One of the most vexing environmental law issues of the last three decades is the scope of the term "waters of the United States" (WOTUS) in the Clean Water Act — and what marshes, lakes, and streams fall under its purview. A connected legal question stretching back even further is how much deference to give agencies in policymaking and legal interpretations.
These issues are present in both the Trump administration's final "Waters of the United States" rule, which narrowly defines waters subject to the act, and the Biden administration's likely attempt to expand that definition. The Trump administration's narrow approach dramatically reduces the number of waterways under federal protection. A broader definition would restore and possibly expand protections to better safeguard public and environmental health.
A new study on the economic analyses in the Trump rule (which I co-authored) concludes that its supporting economic analyses rely on questionable assumptions that are unsupported by evidence. The External Environmental Economics Advisory Committee (E-EEAC), an independent organization that provides information to the EPA, commissioned the study.

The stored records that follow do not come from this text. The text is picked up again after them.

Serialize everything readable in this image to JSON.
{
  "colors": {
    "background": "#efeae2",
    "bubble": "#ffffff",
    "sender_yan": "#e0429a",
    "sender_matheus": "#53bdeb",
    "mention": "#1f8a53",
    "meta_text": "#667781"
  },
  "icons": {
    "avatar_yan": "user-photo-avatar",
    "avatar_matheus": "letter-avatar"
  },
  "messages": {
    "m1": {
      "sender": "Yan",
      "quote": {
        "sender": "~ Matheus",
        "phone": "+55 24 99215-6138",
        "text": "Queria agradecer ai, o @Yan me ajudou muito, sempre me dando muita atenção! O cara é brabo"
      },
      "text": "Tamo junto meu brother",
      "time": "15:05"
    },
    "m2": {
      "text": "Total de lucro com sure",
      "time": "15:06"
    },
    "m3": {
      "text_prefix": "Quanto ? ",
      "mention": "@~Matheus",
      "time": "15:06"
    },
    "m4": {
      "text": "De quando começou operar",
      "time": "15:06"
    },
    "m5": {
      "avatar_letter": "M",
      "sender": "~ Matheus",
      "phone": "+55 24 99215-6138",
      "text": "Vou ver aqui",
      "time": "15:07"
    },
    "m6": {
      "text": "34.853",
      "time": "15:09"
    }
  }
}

Our courts have been grappling with what "waters" Congress intended to include under the regulatory purview of the U.S. Environmental Protection Agency (EPA) and the U.S. Army Corps of Engineers ever since passage of the Clean Water Act in 1972.
While the term "waters of the United States" seems very broad (does it include the glass of water in my hand?), the answer to this question is entwined with a deeper constitutional one: What waters can the federal government regulate under the Constitution's Commerce Clause, and what fall under states' exclusive regulatory purview?

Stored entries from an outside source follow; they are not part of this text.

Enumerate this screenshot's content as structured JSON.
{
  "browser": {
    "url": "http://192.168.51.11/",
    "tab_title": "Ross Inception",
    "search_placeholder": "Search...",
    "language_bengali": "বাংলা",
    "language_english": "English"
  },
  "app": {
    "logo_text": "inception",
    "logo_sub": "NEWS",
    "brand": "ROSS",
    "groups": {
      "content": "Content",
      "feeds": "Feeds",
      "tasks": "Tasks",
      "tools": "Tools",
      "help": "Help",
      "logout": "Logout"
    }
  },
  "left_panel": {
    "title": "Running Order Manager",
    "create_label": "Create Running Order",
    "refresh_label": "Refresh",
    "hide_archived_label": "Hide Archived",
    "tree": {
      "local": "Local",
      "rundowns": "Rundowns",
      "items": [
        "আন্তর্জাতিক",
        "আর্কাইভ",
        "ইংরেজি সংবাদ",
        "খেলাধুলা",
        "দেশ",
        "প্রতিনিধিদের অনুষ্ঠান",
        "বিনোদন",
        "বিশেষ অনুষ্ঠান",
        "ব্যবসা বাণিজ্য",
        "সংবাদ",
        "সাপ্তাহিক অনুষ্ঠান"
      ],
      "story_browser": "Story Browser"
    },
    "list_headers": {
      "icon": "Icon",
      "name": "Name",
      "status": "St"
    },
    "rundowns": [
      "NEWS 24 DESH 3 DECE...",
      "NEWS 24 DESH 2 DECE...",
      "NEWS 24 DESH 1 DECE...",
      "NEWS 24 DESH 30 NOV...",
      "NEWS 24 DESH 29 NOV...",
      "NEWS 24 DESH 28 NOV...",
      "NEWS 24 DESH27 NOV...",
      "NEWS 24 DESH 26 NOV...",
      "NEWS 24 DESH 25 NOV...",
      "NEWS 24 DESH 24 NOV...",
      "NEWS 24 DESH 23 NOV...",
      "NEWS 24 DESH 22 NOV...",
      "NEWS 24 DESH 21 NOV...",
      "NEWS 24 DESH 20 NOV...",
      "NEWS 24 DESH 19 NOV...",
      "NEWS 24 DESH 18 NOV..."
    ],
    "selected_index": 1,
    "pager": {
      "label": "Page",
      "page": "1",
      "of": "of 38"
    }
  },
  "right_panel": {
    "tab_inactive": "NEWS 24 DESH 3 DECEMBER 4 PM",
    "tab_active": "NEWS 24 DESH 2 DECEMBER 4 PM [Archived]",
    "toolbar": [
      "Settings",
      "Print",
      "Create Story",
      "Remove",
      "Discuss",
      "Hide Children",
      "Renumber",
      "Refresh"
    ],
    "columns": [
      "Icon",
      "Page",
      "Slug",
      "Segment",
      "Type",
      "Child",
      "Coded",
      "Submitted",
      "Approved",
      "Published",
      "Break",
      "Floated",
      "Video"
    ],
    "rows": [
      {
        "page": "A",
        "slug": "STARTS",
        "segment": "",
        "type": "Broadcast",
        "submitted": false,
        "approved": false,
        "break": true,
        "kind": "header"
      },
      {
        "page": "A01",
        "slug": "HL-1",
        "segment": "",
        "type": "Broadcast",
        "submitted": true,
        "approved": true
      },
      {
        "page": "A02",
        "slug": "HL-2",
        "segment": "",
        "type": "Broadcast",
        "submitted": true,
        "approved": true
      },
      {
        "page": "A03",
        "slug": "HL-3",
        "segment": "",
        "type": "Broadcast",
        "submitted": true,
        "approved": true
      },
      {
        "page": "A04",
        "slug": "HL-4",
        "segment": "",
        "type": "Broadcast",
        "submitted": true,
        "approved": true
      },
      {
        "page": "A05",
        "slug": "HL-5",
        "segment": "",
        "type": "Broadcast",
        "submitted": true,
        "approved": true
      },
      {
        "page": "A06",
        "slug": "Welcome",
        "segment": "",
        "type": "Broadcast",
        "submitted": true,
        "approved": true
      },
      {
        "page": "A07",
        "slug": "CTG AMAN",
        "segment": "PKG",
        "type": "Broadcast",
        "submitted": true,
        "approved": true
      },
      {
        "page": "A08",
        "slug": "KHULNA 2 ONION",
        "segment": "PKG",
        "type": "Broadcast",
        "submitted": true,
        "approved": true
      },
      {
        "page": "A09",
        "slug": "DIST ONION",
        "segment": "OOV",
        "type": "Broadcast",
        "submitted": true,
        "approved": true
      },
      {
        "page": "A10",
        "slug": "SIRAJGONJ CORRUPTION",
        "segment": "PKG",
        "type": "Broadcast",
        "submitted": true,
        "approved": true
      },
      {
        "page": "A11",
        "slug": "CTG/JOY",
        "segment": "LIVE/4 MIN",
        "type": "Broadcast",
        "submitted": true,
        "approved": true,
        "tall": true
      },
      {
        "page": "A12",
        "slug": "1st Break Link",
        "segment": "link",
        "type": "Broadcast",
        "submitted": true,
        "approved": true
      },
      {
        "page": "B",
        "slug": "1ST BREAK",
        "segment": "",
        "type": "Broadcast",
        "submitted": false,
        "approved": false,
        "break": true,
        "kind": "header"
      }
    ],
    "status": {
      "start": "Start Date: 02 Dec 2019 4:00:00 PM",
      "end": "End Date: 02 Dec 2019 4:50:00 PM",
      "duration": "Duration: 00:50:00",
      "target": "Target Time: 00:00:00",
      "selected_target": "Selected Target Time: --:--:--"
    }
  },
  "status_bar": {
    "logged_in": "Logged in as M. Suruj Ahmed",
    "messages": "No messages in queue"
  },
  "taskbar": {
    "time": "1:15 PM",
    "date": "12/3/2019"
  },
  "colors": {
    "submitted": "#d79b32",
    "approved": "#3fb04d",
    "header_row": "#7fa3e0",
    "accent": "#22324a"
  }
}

The U.S. Supreme Court has attempted — without clarification from Congress — to answer this question several times over the last half century. The Court's last on-point ruling came in a splintered opinion in 2006, when it offered three different rationales to define the extent of WOTUS in Rapanos v. United States.

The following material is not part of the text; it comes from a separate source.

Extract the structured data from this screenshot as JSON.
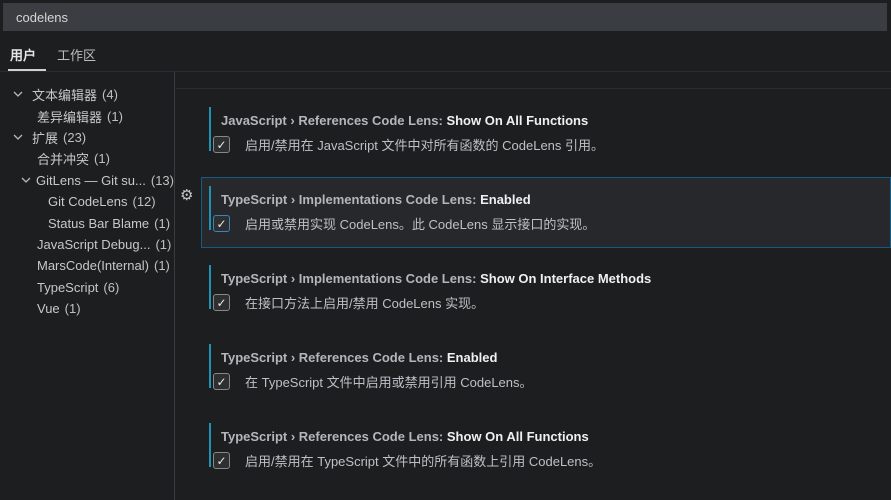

In 2015, the Obama administration attempted to clarify the definition with a rule that classified U.S. waters based on their "significant nexus" to interstate waters, echoing the approach taken by Justice Anthony Kennedy's controlling concurrence in Rapanos. This rule was challenged in multiple jurisdictions and suspended in much of the country.
Trump Rule Rolled Back Protections
In February 2017, the Trump administration announced it planned to repeal Obama's Clean Water Rule, and, in July of that year, the EPA and the Army Corps announced a two-step process by which it would repeal and replace it.
The final rule took effect last month. It shrank federal jurisdiction over U.S. waters, especially over isolated wetlands and "ephemeral" streams (dry stream beds that fill and flow after rainfall) — ostensibly consistent with Justice Antonin Scalia's Rapanos plurality opinion.
The incoming Biden administration has signaled that it wishes to jettison this rule and restore the Obama-era definition. When a federal agency seeks to alter a prior rule with a different substantive standard, administrative law requires the agency to provide a reasonable rationale for the change.
While there are numerous legitimate reasons to revert to the prior definition, the new study provides a significant one, specifically that the Trump rule is based on a faulty economic analysis. In analyzing the costs and benefits of the rule, the Trump rulemaking assumes that waters newly excised from the federal definition could likely still be covered by state regulation. This assumption is critical in the rulemaking's conclusion that it would likely have net economic benefits.
However, our study undercuts this determination, noting that there are several questionable decisions and assumptions in the economic analyses supporting this conclusion. The Trump rule's economic analyses simply assume that if they have the authority, many states will begin regulating waters that are newly deprived of federal jurisdiction. This, of course, is impossible to predict. What's more, the economic analyses' underlying assumptions about a state's legal authority to easily assert jurisdiction are incorrect.
Our study's analysis of laws governing states' powers to adopt new environmental laws or regulations diverged from the Trump administration's conclusions. As my colleagues and I note in our report, "[b]ased on a state-by-state review, we show that the agencies were more optimistic than the data would justify."
The Biden administration will have its hands full in reversing environmental damage done by the Trump administration's policies. The Trump Waters of the United States rule is among the most important — and most damaging. Our new report provides a substantial basis to repeal that rulemaking and restore federal protections to U.S. waterways. The health of the public, and the planet, depends on it.